Cumhurbaşkanı Erdoğan’ın açıklamalarının satırbaşları şöyle:

“533 eserin yer aldığı bu sergiyi ülkemizin zenginliğini göstermesi açısından önemli görüyorum. Minyatür, hat ve tekzip gibi sanatlarda fevkalade ilerleme sağlanmıştır. Resim sanatı Osmanlı Sarayı ve çevresinde de popülerlik kazanmıştır. Önce askeri okullarda ardından sanayi-i nefisede yetişen sanatçıların büyük katkısı vardır. Cumhuriyet döneminde Osmanlı Dönemindeki kadar çok ve başarılı ressam yetiştirmekte zorlandığı söylenebilir.

Sanatın ve kültürün her alana yayılan çölleşme ile hep birlikte mücadele ettik. Son dönemde Selçuklu ve Osmanlı mimarisinin modern yorumunu ülkemizde yerleştirmeye çalışıyoruz. Diğer alanlarda da benzer gayretler içindeyiz. Sanat eserleri bir medeniyetin asırlar boyunca ayakta kalan en önemli sembolleridir. Tüm medeniyetlerin geride bıraktığı eserler bizim zenginliğimizimdir. Göbeklitepe de, Efes de, İstanbul da, Ankara da bizimdir. Hepsine de sahip çıkacağız. Sahip olduğumuz bu mirasa layık olabilmenin en güzel yolu da daha estetiğini, daha güzelini yapabilmekten geçiyor.

İktidarımız döneminde ne çok hayıflandığımız konulardan biri kültür alanında gelişme gösterememiş olduğumuzdur.

Kültür ve sanat ülkelerin işgalinde, toplumların ele geçirilmesinde görülmeyen ordular olarak kullanılmıştır.
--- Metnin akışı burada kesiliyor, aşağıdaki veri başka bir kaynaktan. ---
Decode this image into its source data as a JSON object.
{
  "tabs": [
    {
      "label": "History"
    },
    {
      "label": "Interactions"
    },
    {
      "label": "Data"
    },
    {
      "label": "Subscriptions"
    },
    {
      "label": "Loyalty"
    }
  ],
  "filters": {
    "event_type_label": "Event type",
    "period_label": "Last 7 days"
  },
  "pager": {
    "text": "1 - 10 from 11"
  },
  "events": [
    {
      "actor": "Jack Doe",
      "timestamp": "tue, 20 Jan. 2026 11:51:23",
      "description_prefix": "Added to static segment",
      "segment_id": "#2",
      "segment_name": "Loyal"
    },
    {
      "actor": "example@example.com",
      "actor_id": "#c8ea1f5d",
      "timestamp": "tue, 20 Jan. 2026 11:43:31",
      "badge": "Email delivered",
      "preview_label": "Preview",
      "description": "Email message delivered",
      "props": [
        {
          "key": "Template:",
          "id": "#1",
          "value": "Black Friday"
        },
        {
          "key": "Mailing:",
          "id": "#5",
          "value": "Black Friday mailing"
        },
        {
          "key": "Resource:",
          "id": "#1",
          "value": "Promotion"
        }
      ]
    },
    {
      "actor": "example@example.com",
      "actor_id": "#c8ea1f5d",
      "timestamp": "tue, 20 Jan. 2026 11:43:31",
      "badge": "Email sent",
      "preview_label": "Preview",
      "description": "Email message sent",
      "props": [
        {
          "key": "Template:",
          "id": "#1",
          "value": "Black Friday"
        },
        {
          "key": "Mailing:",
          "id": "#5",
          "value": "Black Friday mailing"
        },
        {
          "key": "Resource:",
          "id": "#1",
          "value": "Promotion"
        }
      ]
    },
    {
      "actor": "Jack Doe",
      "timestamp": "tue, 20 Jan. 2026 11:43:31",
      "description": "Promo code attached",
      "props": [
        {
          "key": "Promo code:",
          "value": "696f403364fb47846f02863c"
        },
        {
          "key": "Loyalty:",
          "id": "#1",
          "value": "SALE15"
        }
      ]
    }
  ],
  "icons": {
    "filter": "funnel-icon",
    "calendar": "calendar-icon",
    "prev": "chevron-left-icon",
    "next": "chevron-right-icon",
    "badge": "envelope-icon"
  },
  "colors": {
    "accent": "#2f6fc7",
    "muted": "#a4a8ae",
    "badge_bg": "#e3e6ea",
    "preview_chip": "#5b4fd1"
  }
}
Türkiye, maruz kaldığı fiziki saldırıların daha beterini medeniyetine yönelik yaşamıştır. Osmanlı döneminde başlayan, Cumhuriyet döneminde hızlanan bu süreci merhum yazarlarımızın eserlerinde görüyoruz. İçeriden ve dışarıdan bu derece uğraşılmış başka bir devlet var mı bilmiyorum. Mayası sağlam bir millet olduğumuz için ayakta kalmayı başardık.

Önümüzde yeni bir dönem başlıyor, adı dijital çağdır. Dijital çağın hammaddesi ise veridir. Veriyi elinde tutanlar demokrasiyi de hukuku da hiçe sayarak kendi dijital diktatörlüklerini kurabiliyorlar. Vahşi Batı’yı hatırlatan kurallarla insanlığı tehdit etmesi bilinçlidir. Bu hiçbirimizin görmezden gelemeyeceği bir tehdittir.

Bizi kimi uygulamaları dijital faşizm diye adlandırdığımızda rahatsız olanlar olmuştu. Dijital dünyada siber vatanı da içine alacak şekilde genişleteceğiz. Kendi vatandaşlarımızdan başlayarak siber dünyada var olan herkesi içine çekecek uygulamayı yapamazsak başarılı olamayız. Sanat bu içerik üretiminin en kritik bölümüdür. Önümüzdeki dönemde siber vatana teknik altyapımızı güçlendirerek, içerik üretimimizi artırarak sahip çıkmakta kararlıyız.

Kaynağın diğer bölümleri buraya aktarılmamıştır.